TOKYO (Reuters) – Japan will not rule out any options in responding to currency market moves that become excessive, Finance Minister Shunichi Suzuki said on Thursday, firing off a fresh warning and adding that one-sided, unstable yen moves were undesirable.

The comments come amid market speculation that authorities could intervene again to support the yen if it goes past a psychological threshold of 145 to the dollar.

“We are watching the currency moves even more closely,” Suzuki told reporters, while declining to comment on currency levels.

Japanese authorities are on the edge as a weaker currency boosts import costs for the resource-poor nation, which would damage people’s livelihood and squeeze their purchasing power.
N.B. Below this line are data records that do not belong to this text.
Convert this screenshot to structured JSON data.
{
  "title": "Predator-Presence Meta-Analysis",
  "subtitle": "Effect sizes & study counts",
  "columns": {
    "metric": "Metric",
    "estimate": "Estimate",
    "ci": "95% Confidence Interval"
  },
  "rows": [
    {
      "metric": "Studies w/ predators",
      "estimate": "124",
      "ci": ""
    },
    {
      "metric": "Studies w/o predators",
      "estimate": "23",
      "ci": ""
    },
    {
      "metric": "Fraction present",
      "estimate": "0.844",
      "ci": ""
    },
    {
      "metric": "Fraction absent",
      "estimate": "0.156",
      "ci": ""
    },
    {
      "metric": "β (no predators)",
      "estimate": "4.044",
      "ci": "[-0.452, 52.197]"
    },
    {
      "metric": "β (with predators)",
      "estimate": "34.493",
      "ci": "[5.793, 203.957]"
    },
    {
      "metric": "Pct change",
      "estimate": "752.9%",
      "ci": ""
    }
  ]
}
In Japan, dollar-selling, yen-buying intervention is rare as the record shows its currency officials focused mostly on curbing the yen’s strength against the dollar, which threatened to damage the all-important export sector.

While exporters have shifted production offshore over the past decades, making yen-selling intervention less effective, renewed yen declines have caught policymakers off-guard.

Japanese officials stopped short of declaring “decisive steps” or expressing “deep concern” about yen moves, however, which suggested that action might not be imminent.

The dollar touched a more than seven-month high against the yen on Thursday after the heads of the two central banks reaffirmed the divergence in policy, with the U.S. central bank leaning to two more rate hikes while Japan keeps easing policy.

The dollar’s surge of as much as 11.6% since late March to reach 144.71 yen for the first time since Nov. 10 has spurred more verbal warnings from Japanese officials this week that the move may have been too rapid.

The ministry of finance and the Bank of Japan (BOJ) stepped into the currency market last autumn when the dollar strengthened beyond 145 yen.

The dollar was last down 0.1% at 144.32.